- Directed by: Maurice Elvey
- Written by: Sidney Low
- Starring: Norman Page Alma Reville Ernest Thesiger Douglas Munro
- Production company: Ideal Film Company
- Distributed by: Ideal Film Company
- Release date: 1996;
- Country: United Kingdom
- Language: English

= The Life Story of David Lloyd George =

The Life Story of David Lloyd George (originally titled The Man Who Saved The Empire) is a 1918 British silent biopic film directed by Maurice Elvey and starring Norman Page, Alma Reville and Ernest Thesiger. The film "is thought to be the first feature length biopic of a contemporary living politician". Finished in 1918, it was not shown publicly until 1996.

==Production background==
The Life Story of David Lloyd George is about David Lloyd George, British Prime Minister from 1916 to 1922. It was written by Sidney Low, directed by Maurice Elvey, and stars Norman Page as Lloyd George. Other actors who appear are Ernest Thesiger, Alma Reville, and Douglas Munro. The film was produced by the Ideal Film Company, which had been started around 1910 by two Jewish Manchester-born brothers, Harry Moses and Simon Rowson (born Rosenbaum).
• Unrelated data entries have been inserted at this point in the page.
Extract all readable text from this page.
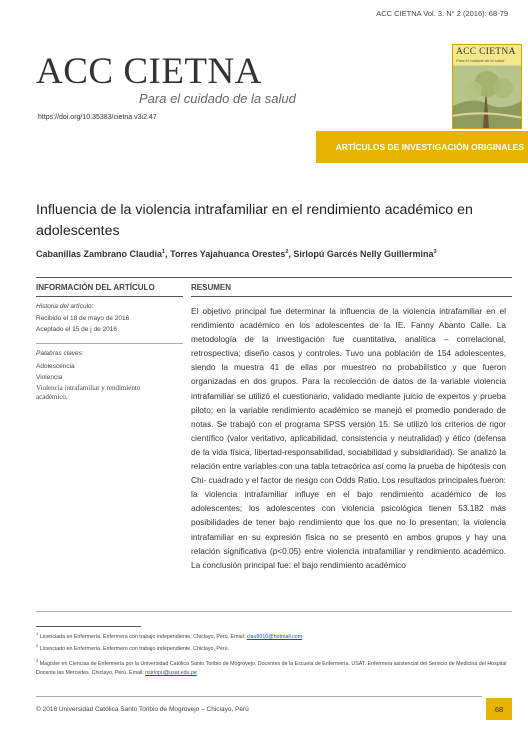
ACC CIETNA Vol. 3. N° 2 (2016): 68-79
ACC CIETNA
Para el cuidado de la salud
https://doi.org/10.35383/cietna.v3i2.47
ACC CIETNA
Para el cuidado de la salud
ARTÍCULOS DE INVESTIGACIÓN ORIGINALES
Influencia de la violencia intrafamiliar en el rendimiento académico en adolescentes
Cabanillas Zambrano Claudia$^1$, Torres Yajahuanca Orestes$^2$, Sirlopú Garcés Nelly Guillermina$^3$
INFORMACIÓN DEL ARTÍCULO	RESUMEN
Historia del artículo:
Recibido el 18 de mayo de 2016
Aceptado el 15 de j de 2016
Palabras claves:
Adolescencia
Violencia
Violencia intrafamiliar y rendimiento
académico.
El objetivo principal fue determinar la influencia de la violencia intrafamiliar en el rendimiento académico en los adolescentes de la IE. Fanny Abanto Calle. La metodología de la investigación fue cuantitativa, analítica – correlacional, retrospectiva; diseño casos y controles. Tuvo una población de 154 adolescentes, siendo la muestra 41 de ellas por muestreo no probabilístico y que fueron organizadas en dos grupos. Para la recolección de datos de la variable violencia intrafamiliar se utilizó el cuestionario, validado mediante juicio de expertos y prueba piloto; en la variable rendimiento académico se manejó el promedio ponderado de notas. Se trabajó con el programa SPSS versión 15. Se utilizó los criterios de rigor científico (valor veritativo, aplicabilidad, consistencia y neutralidad) y ético (defensa de la vida física, libertad-responsabilidad, sociabilidad y subsidiaridad). Se analizó la relación entre variables con una tabla tetracórica así como la prueba de hipótesis con Chi- cuadrado y el factor de riesgo con Odds Ratio. Los resultados principales fueron: la violencia intrafamiliar influye en el bajo rendimiento académico de los adolescentes; los adolescentes con violencia psicológica tienen 53.182 más posibilidades de tener bajo rendimiento que los que no lo presentan; la violencia intrafamiliar en su expresión física no se presentó en ambos grupos y hay una relación significativa (p<0.05) entre violencia intrafamiliar y rendimiento académico. La conclusión principal fue: el bajo rendimiento académico
$^1$ Licenciada en Enfermería. Enfermera con trabajo independiente, Chiclayo, Perú. Email: clau9010@hotmail.com
$^2$ Licenciado en Enfermería. Enfermero con trabajo independiente, Chiclayo, Perú.
$^3$ Magister en Ciencias de Enfermería por la Universidad Católica Santo Toribio de Mogrovejo. Docentes de la Escuela de Enfermería. USAT. Enfermera asistencial del Servicio de Medicina del Hospital Docente las Mercedes. Chiclayo, Perú. Email: nsirlopu@usat.edu.pe
© 2018 Universidad Católica Santo Toribio de Mogrovejo – Chiclayo, Perú	68
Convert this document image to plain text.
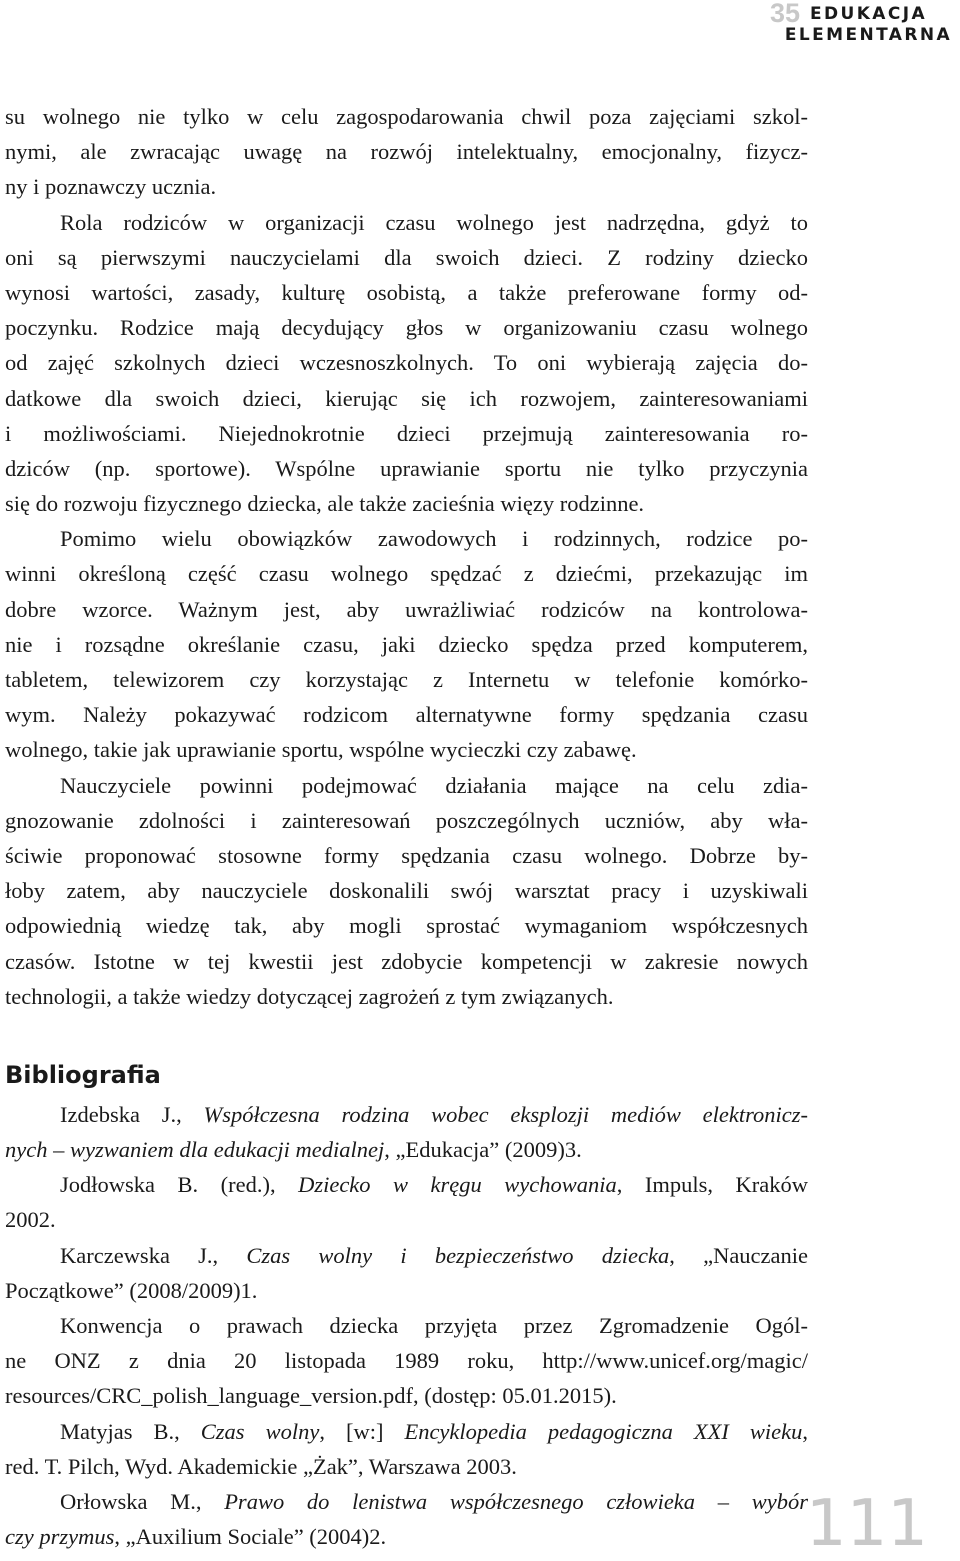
35 EDUKACJA
ELEMENTARNA
su wolnego nie tylko w celu zagospodarowania chwil poza zajęciami szkol-
nymi, ale zwracając uwagę na rozwój intelektualny, emocjonalny, fizycz-
ny i poznawczy ucznia.
Rola rodziców w organizacji czasu wolnego jest nadrzędna, gdyż to
oni są pierwszymi nauczycielami dla swoich dzieci. Z rodziny dziecko
wynosi wartości, zasady, kulturę osobistą, a także preferowane formy od-
poczynku. Rodzice mają decydujący głos w organizowaniu czasu wolnego
od zajęć szkolnych dzieci wczesnoszkolnych. To oni wybierają zajęcia do-
datkowe dla swoich dzieci, kierując się ich rozwojem, zainteresowaniami
i możliwościami. Niejednokrotnie dzieci przejmują zainteresowania ro-
dziców (np. sportowe). Wspólne uprawianie sportu nie tylko przyczynia
się do rozwoju fizycznego dziecka, ale także zacieśnia więzy rodzinne.
Pomimo wielu obowiązków zawodowych i rodzinnych, rodzice po-
winni określoną część czasu wolnego spędzać z dziećmi, przekazując im
dobre wzorce. Ważnym jest, aby uwrażliwiać rodziców na kontrolowa-
nie i rozsądne określanie czasu, jaki dziecko spędza przed komputerem,
tabletem, telewizorem czy korzystając z Internetu w telefonie komórko-
wym. Należy pokazywać rodzicom alternatywne formy spędzania czasu
wolnego, takie jak uprawianie sportu, wspólne wycieczki czy zabawę.
Nauczyciele powinni podejmować działania mające na celu zdia-
gnozowanie zdolności i zainteresowań poszczególnych uczniów, aby wła-
ściwie proponować stosowne formy spędzania czasu wolnego. Dobrze by-
łoby zatem, aby nauczyciele doskonalili swój warsztat pracy i uzyskiwali
odpowiednią wiedzę tak, aby mogli sprostać wymaganiom współczesnych
czasów. Istotne w tej kwestii jest zdobycie kompetencji w zakresie nowych
technologii, a także wiedzy dotyczącej zagrożeń z tym związanych.
Bibliografia
Izdebska J., Współczesna rodzina wobec eksplozji mediów elektronicz-
nych – wyzwaniem dla edukacji medialnej, „Edukacja” (2009)3.
Jodłowska B. (red.), Dziecko w kręgu wychowania, Impuls, Kraków
2002.
Karczewska J., Czas wolny i bezpieczeństwo dziecka, „Nauczanie
Początkowe” (2008/2009)1.
Konwencja o prawach dziecka przyjęta przez Zgromadzenie Ogól-
ne ONZ z dnia 20 listopada 1989 roku, http://www.unicef.org/magic/
resources/CRC_polish_language_version.pdf, (dostęp: 05.01.2015).
Matyjas B., Czas wolny, [w:] Encyklopedia pedagogiczna XXI wieku,
red. T. Pilch, Wyd. Akademickie „Żak”, Warszawa 2003.
Orłowska M., Prawo do lenistwa współczesnego człowieka – wybór
czy przymus, „Auxilium Sociale” (2004)2.	111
The film's release was much anticipated, and the film press carried impressive advertisements for it in late 1918. However, in December 1918, all the advertisement stopped, following an attack in the influential paper John Bull by its owner, the MP Horatio Bottomley, who claimed that the Rowsons, because they had changed their last name and had employed some foreign-born extras to play soldiers in the film's war scenes, had less than patriotic motives for making the film. The Rowsons started the process of suing him for libel, but were shortly afterwards informed that Lloyd George, who initially had supported the production of the film, no longer wanted it shown. Solicitors, presumably acting for the government or for Lloyd George's Liberal Party, visited the film company, paid £20,000 in cash (a very high figure at the time), and walked away with the negative and the only print. The reason why Lloyd George took this action is still unknown, but is the subject of much speculation.

Dr Seth Thévoz on The Life Story of David Lloyd George.

==Preservation status==
Long believed destroyed, the film was rediscovered in the Lloyd George family archives in 1994 by the Wales Film and Television Archive (later the National Library of Wales' National Screen and Sound Archive of Wales). When fully restored, the film had its world premiere in Cardiff in 1996.

In 2009, the film was released on DVD and in 2010 was inscribed in UNESCO's UK Memory of the World Register.